3. The analytical method according to claim 1 or 2,

(k-0.23) is satisfied when the complex refractive index of the second particle is represented by n-ki²/1.2²+(n-1.36)²/0.94²And > 1, wherein n represents the refractive index of the second particles, i represents the imaginary unit, and k represents the extinction coefficient of the second particles.

4. The assay of any one of claims 1 to 3, wherein,

when the complex refractive index of the second particles is represented by n-ki, at least one of n < 0.1 or n > 2.5 and k > 1.9 is satisfied, where n represents the refractive index of the second particles, i represents an imaginary unit, and k represents the extinction coefficient of the second particles.

5. The assay of any one of claims 1 to 4, wherein,

the second particles are formed of at least one metal selected from the group consisting of gold, silver, platinum, and copper.

6. The assay of any one of claims 1 to 5, wherein,

the antigen is at least any one of a protein and a protein fragment.

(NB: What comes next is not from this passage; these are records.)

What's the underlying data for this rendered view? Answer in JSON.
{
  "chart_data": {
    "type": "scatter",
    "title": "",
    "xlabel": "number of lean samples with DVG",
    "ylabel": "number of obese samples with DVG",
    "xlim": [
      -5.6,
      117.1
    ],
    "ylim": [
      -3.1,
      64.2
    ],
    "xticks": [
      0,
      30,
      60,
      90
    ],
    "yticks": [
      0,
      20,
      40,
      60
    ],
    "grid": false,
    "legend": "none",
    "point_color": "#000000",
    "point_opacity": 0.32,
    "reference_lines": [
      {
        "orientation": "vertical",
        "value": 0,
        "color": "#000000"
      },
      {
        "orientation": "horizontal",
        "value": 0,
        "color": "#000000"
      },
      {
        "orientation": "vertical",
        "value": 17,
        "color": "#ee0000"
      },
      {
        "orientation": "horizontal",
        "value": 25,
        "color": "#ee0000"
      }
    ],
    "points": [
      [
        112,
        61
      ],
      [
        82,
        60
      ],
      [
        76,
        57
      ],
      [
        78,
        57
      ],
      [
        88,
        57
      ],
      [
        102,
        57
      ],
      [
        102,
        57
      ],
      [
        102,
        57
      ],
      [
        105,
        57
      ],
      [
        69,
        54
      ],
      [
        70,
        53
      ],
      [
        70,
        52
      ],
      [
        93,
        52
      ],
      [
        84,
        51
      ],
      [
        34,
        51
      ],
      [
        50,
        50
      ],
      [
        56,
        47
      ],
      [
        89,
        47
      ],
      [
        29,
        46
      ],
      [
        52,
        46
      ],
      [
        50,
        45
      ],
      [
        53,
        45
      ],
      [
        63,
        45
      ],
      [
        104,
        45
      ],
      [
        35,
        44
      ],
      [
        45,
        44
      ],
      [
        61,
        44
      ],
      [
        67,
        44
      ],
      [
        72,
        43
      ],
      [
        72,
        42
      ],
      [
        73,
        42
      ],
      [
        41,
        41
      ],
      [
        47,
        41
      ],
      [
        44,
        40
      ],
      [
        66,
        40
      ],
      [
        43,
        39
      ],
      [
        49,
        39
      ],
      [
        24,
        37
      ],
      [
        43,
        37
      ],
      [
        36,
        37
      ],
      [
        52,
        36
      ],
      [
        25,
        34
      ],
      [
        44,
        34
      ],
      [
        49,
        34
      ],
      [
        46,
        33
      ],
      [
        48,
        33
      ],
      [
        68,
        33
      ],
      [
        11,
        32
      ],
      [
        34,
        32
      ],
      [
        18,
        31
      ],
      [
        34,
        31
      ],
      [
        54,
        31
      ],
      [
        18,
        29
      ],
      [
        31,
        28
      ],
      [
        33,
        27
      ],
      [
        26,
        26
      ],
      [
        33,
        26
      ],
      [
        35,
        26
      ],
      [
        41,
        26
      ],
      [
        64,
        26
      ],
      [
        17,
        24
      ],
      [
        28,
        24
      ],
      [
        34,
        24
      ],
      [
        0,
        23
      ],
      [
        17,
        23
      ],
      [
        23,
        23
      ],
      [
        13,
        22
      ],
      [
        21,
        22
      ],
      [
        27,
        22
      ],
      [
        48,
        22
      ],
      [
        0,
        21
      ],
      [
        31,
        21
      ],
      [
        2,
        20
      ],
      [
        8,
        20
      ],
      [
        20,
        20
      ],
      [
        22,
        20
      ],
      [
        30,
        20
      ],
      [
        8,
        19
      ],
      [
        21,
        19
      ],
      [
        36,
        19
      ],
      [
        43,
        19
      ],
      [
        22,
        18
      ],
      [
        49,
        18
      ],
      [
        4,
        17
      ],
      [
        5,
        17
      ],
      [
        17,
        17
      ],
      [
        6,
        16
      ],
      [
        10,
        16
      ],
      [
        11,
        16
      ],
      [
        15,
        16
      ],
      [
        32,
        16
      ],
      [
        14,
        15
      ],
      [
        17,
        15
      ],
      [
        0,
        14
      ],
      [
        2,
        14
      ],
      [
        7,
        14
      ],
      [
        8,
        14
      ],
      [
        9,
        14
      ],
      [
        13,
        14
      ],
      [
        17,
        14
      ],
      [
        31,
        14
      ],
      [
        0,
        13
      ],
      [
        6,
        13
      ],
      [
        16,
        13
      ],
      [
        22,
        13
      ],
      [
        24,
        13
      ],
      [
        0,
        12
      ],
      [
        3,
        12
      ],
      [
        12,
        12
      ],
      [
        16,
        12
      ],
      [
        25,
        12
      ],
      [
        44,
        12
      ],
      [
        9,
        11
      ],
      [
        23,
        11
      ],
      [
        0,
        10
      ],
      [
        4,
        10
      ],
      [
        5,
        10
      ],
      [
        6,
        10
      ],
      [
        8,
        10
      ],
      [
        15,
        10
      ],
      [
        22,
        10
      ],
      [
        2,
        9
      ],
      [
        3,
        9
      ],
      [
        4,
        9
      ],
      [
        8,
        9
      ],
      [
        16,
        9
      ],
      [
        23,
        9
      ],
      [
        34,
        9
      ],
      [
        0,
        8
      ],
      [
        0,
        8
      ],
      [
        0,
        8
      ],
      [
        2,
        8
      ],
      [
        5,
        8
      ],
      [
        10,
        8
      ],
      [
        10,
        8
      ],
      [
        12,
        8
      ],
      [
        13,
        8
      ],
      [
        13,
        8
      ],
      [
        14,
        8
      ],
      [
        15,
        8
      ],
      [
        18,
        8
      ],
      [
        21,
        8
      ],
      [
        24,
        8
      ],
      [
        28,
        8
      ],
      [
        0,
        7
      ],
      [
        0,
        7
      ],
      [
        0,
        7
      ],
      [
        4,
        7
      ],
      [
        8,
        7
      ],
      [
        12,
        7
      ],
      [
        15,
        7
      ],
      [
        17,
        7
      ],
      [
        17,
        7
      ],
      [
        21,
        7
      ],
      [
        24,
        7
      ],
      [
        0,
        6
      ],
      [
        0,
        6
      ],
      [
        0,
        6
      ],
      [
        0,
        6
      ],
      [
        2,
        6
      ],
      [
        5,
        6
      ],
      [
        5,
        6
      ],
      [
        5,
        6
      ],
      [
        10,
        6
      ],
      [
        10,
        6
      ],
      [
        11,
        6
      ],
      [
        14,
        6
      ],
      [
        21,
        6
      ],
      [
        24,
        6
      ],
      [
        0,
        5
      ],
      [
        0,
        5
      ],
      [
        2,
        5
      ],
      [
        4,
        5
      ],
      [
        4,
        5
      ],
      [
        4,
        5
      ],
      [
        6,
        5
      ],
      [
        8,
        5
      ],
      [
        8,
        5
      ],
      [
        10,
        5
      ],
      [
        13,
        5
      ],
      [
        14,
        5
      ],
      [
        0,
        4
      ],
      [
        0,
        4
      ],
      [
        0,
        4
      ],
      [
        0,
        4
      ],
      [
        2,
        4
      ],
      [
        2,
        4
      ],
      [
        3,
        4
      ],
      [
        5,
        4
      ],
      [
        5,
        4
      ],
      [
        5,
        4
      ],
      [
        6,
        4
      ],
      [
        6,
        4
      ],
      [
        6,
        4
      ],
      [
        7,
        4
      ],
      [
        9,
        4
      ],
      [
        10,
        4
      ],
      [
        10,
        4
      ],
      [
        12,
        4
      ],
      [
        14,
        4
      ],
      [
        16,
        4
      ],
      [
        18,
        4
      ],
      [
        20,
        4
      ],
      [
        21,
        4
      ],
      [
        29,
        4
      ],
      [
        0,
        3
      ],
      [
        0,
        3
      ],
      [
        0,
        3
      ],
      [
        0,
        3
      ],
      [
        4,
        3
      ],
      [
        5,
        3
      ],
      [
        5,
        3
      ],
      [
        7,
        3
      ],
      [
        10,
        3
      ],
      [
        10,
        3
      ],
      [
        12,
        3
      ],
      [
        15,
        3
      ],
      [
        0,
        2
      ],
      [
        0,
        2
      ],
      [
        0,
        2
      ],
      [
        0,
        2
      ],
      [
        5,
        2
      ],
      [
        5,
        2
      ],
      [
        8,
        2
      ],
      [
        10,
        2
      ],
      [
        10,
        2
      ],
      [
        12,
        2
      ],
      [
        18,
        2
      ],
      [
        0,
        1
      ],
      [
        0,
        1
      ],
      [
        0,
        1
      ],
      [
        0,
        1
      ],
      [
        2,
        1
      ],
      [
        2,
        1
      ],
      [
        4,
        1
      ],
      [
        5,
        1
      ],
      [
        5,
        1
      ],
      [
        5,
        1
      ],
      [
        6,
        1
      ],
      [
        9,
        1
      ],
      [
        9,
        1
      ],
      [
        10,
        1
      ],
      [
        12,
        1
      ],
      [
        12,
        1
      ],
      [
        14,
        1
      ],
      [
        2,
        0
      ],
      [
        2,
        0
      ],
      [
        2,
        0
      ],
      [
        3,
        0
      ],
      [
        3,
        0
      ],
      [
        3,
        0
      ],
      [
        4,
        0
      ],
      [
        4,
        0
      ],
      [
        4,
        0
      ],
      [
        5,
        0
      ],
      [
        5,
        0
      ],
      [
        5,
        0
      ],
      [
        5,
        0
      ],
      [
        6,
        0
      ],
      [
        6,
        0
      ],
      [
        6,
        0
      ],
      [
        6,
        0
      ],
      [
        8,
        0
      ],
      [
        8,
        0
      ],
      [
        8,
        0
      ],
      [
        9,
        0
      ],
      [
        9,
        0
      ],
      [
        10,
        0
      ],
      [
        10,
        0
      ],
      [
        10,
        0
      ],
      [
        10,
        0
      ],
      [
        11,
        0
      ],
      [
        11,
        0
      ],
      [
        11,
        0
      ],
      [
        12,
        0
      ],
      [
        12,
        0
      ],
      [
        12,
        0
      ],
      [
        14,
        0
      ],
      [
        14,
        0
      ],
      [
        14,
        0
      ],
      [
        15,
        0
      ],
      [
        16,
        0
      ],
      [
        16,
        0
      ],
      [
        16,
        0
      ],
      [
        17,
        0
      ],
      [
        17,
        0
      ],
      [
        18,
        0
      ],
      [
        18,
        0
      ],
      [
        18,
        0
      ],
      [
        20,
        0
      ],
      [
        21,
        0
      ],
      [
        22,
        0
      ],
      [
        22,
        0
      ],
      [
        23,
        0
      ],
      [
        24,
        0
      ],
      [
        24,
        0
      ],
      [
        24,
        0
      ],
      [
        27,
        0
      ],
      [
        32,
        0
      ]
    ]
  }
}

7. An analysis device comprising:

an optical pickup that irradiates an analysis substrate formed of a resin material and having a reaction region in which a substance to be detected, first particles provided with an antibody that recognizes the substance to be detected, and second particles provided with an antigen that binds to the antibody and formed of a metal are captured with laser light, detects a light reception level of reflected light from the reaction region, and generates a light reception level signal;

a determination circuit that extracts a light reception level signal having a signal level higher than a predetermined signal level as a particle detection signal in the reaction region; and

and a counting circuit for detecting the detection target substance based on the particle detection signal.